Blind
Dies ist eine Rezension aus Der phantastische Bücherbriefdem monatlich von 1980 bis 2021 erschienenen Newsletter vom Club für phantastische Literatur von Erik Schreiber. |
Jude Coyne¸ seineszeichens ein alternder¸ fast fünzigjähriger Rockstar sammelt Makabres. Und was er nicht alles sein eigen nennt. Er hat ein Sündenbekenntnis einer als Hexe verbrannten Frau¸ das Kochbuch eines Kannibalen¸ einen Totenschädel¸ eine Henkersschlinge und anderes mehr. Um aber seinem makabren Sammelleidenschaften die Krönung aufzusetzen¸ lässt er im Internet seinen Assistenten einen Geist ersteigern. Das hört sich schon ziemlich morbide an. Aber es kommt noch besser¸ als er in einer schwarzen Herzschachtel den Anzug des Toten erhält. Und mit diesem Anzug auch den Geist. Tausend Dollar für einen Geist¸ das ist doch nicht der Rede Wert¸ oder? Wenn es nicht der Rede Wert wäre¸ hätten wir aber jetzt keinen spannenden Roman. Denn der Tote¸ oder besser der Geist ein gewisser Craddock McDermott¸ hat alles extra eingefädelt. Es geht nämlich um Anna¸ der Stieftochter von McDermott und das¸ was der Rockstar Jude ihr antat.

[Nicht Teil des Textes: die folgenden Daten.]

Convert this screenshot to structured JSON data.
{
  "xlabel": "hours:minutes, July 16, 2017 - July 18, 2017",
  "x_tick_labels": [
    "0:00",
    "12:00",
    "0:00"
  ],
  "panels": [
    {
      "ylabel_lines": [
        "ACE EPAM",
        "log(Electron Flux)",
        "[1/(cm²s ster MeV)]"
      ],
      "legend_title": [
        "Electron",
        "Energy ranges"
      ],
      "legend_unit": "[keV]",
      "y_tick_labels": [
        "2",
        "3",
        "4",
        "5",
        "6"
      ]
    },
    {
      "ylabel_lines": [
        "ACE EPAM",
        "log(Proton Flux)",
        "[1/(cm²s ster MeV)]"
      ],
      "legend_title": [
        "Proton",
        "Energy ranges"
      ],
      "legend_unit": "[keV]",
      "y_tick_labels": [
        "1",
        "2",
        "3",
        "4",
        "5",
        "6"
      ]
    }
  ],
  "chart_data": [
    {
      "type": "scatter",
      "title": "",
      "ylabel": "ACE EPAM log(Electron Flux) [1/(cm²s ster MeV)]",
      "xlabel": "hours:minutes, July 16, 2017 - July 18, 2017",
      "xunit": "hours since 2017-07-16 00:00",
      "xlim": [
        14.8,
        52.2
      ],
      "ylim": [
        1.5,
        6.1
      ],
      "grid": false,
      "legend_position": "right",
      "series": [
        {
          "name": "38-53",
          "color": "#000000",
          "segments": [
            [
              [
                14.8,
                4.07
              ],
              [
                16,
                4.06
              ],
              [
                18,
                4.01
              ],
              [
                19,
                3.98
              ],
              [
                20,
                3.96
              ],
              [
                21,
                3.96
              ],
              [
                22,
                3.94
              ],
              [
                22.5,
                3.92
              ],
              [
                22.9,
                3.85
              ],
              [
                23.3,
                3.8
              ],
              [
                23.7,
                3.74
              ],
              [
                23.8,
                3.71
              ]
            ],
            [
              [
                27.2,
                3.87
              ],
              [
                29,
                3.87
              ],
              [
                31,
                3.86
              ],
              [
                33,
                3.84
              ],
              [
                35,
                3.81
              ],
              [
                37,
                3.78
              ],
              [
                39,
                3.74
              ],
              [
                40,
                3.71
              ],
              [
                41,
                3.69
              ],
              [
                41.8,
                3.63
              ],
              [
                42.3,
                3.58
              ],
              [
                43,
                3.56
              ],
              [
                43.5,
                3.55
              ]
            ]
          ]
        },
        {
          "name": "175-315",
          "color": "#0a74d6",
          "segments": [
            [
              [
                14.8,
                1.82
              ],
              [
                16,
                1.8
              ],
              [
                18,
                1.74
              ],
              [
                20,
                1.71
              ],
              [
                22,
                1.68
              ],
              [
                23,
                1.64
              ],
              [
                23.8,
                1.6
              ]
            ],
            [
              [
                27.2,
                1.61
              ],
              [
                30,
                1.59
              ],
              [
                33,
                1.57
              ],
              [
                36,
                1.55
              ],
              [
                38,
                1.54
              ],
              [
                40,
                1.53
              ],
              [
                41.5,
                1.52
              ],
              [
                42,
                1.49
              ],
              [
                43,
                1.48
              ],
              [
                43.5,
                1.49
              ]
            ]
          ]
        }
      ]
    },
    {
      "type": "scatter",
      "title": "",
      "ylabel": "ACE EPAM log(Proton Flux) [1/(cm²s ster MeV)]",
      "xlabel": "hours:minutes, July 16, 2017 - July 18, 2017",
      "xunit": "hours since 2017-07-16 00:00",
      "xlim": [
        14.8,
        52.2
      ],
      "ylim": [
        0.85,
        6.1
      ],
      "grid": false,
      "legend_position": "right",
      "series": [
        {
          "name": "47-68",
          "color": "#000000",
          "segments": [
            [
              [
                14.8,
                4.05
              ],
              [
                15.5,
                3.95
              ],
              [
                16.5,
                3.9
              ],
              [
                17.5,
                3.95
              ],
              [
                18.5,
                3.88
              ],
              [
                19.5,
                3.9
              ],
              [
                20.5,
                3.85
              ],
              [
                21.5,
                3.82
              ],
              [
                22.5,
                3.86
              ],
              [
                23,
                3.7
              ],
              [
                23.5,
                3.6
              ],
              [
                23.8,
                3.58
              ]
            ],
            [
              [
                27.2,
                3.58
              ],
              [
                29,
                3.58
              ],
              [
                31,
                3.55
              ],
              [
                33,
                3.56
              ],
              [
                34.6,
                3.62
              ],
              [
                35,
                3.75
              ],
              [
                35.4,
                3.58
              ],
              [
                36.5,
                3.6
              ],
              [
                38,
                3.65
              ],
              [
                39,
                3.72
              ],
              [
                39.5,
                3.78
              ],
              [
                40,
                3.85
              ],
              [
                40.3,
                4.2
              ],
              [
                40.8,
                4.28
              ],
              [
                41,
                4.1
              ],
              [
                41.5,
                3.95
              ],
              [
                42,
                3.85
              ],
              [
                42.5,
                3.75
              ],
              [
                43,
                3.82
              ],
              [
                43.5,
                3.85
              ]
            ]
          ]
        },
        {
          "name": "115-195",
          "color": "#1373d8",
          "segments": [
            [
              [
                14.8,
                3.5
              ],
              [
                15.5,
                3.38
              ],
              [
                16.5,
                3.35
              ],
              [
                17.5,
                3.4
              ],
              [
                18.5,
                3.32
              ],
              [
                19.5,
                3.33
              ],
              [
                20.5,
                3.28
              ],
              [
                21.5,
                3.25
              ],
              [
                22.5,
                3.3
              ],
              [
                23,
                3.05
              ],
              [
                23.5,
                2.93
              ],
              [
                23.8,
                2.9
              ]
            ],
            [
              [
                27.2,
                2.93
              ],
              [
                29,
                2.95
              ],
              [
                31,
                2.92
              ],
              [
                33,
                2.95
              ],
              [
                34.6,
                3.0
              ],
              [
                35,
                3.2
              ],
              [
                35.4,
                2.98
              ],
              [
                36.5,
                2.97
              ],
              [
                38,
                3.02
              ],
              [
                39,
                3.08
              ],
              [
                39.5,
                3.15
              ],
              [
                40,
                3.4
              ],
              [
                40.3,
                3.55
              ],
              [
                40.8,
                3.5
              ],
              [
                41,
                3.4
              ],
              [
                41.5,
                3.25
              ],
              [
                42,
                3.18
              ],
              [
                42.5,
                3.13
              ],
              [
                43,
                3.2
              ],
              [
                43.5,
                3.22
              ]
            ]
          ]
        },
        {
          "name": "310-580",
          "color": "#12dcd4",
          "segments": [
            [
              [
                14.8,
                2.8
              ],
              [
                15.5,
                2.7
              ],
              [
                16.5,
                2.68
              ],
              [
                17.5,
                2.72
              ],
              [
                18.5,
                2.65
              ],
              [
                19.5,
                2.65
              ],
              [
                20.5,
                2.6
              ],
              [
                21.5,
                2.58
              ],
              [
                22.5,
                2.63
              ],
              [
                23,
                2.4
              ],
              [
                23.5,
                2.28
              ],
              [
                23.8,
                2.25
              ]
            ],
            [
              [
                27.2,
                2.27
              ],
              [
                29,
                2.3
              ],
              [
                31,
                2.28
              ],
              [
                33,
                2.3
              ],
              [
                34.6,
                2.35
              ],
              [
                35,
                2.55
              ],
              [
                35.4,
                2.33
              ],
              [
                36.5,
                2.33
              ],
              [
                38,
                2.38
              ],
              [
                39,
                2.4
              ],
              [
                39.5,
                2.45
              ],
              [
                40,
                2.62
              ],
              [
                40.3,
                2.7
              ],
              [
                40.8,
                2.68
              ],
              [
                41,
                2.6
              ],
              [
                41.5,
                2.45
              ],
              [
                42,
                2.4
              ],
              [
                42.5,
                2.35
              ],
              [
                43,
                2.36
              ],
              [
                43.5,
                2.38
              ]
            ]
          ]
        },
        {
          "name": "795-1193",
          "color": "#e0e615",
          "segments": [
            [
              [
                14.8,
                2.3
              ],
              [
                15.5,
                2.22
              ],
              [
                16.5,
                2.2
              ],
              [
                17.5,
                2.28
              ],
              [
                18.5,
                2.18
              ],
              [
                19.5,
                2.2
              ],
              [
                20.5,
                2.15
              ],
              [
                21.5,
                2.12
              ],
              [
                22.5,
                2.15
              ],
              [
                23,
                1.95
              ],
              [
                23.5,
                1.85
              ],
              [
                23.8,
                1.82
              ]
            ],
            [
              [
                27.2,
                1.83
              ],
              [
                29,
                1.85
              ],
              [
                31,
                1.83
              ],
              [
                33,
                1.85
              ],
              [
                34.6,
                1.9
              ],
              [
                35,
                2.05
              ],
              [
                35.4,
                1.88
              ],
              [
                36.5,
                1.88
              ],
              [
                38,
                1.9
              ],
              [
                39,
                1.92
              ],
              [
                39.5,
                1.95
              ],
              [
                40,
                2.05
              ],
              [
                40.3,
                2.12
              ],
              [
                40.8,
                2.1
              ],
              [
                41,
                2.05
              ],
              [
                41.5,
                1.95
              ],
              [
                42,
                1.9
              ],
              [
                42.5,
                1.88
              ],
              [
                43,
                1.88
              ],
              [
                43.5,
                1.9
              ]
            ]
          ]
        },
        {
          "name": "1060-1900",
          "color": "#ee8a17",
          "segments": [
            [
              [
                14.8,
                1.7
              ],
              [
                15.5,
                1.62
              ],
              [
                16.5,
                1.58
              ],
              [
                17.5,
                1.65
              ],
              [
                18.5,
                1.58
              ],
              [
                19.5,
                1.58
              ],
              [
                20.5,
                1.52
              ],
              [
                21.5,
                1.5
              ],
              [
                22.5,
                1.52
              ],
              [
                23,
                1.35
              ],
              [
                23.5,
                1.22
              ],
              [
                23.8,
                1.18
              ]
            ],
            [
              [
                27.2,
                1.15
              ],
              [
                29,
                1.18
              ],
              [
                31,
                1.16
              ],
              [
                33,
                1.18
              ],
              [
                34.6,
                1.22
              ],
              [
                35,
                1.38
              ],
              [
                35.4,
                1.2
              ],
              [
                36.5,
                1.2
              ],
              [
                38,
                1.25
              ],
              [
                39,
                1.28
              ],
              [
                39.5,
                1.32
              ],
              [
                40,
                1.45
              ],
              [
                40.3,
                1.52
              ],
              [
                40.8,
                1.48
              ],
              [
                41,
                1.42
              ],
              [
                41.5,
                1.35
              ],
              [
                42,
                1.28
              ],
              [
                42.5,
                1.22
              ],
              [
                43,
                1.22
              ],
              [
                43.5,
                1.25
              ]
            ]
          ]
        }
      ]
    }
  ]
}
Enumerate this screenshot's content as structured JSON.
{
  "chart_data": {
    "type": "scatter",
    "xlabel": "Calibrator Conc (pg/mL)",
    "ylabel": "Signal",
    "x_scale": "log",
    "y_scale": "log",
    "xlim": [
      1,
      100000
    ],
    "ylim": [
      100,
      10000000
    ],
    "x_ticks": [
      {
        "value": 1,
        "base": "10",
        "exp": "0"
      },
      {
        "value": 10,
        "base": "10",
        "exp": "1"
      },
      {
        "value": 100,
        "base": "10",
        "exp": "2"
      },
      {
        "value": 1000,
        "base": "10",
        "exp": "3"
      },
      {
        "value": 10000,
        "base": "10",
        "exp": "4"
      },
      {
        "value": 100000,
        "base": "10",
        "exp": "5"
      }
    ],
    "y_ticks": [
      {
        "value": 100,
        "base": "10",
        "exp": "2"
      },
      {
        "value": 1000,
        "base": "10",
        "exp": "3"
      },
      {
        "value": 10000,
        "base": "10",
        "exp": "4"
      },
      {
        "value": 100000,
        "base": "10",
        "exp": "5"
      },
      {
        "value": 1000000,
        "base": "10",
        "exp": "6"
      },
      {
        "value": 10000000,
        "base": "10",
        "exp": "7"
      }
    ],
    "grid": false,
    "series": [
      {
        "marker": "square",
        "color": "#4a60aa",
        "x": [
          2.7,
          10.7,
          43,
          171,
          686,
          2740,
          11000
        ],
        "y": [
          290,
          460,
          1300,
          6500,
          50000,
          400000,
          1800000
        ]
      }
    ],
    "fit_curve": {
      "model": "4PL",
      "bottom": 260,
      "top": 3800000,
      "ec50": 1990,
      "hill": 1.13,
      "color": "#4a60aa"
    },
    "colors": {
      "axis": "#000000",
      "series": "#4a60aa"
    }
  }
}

Der Rockmusiker hat verspielt¸ um bei dem Gleichnis zu bleiben. Für ihn beginnt ein Horrortrip und McDermott bleibt nicht der einzige Geist¸ der ihm die Flötentöne beibringen will. Jude Coyne macht sich mit seiner Freundin Georgia¸ einem Gothic-Fan¸ auf den Weg¸ um bei der Tochter des Toten¸ im sonnigen Florida¸ Hilfe zu finden. Georgia eigentlich Marybeth und ehemalige Stripperin¸ trägt den Namen Georgia¸ weil Jude allen seinen Gespiellinnen den Namen ihres Heimatlandes als Spitznamen verpasst. Der Rock-Groupie ist erst mehr als schönes Beiwerk zusehen. Mit dem Fortschreiten der Handlung entpuppt sich das Betthäschen aber als hilfreiche Stütze. Nicht nur¸ weil sie durch ihre Grossmutter ein wenig Erfahrung mit Geistern hat. Die Verkäuferin des Geistes war die Schwester der depressiven Exfreundin¸ die Jude irgendwann aus dem Haus geworfen und sie sich umgebracht hat. Und nur der Tod von Jude Coyne kann die Schmach rächen.
Wer der Meinung ist¸ die Zeit der Geistergeschichten ist seit E. T. A. Hoffmann vorbei¸ der irrt. Joe Hill überzeugt den Leser rasch des Gegenteils¸ obwohl er alle Vorlagen alter Geistergeschichten erfüllt. Die Erinnerung an die Zeiten der Romantik werden mit der unheimlichen Atmosphäre hoch und in Ehren gehalten. Die Idee¸ einen Geist per Internetversteigerung dem eigenen Haushalt zuzufügen ist dabei der Tribut an die heutige Zeit.
Mir gefällt besonders¸ wie Joe Hill seine Figuren aufbaut. Hatte ich erst befürchtet¸ einen Abklatsch seines Vaters Stephen King zu lesen¸ musste ich mich schnell eines Besseren belehren lassen. Jude ist ein Mensch mit guten wie auch schlechten Charaktereigenschaften. Er schafft es nie¸ der strahlende Held zu sein und ich hatte auch nie den Eindruck¸ dass der Autor es darauf angelegt hätte.
BLIND (blöder Titel¸ wer kam nur darauf?)¸ eigentlich HERZFÖRMIGESCHACHTEL¸ ist kein Gruselroman¸ sondern eindeutig eine Geistergeschichte. Im Laufe der Handlung verliert sich jedoch der Einfluss und weicht mehr einer abenteuerlichen Geschichte. Leider muss man sagen¸ denn es gibt Stellen in dem Buch¸ etwa mit Grossmutter Bammys Schwester¸ die den Gruselfaktor hoch halten.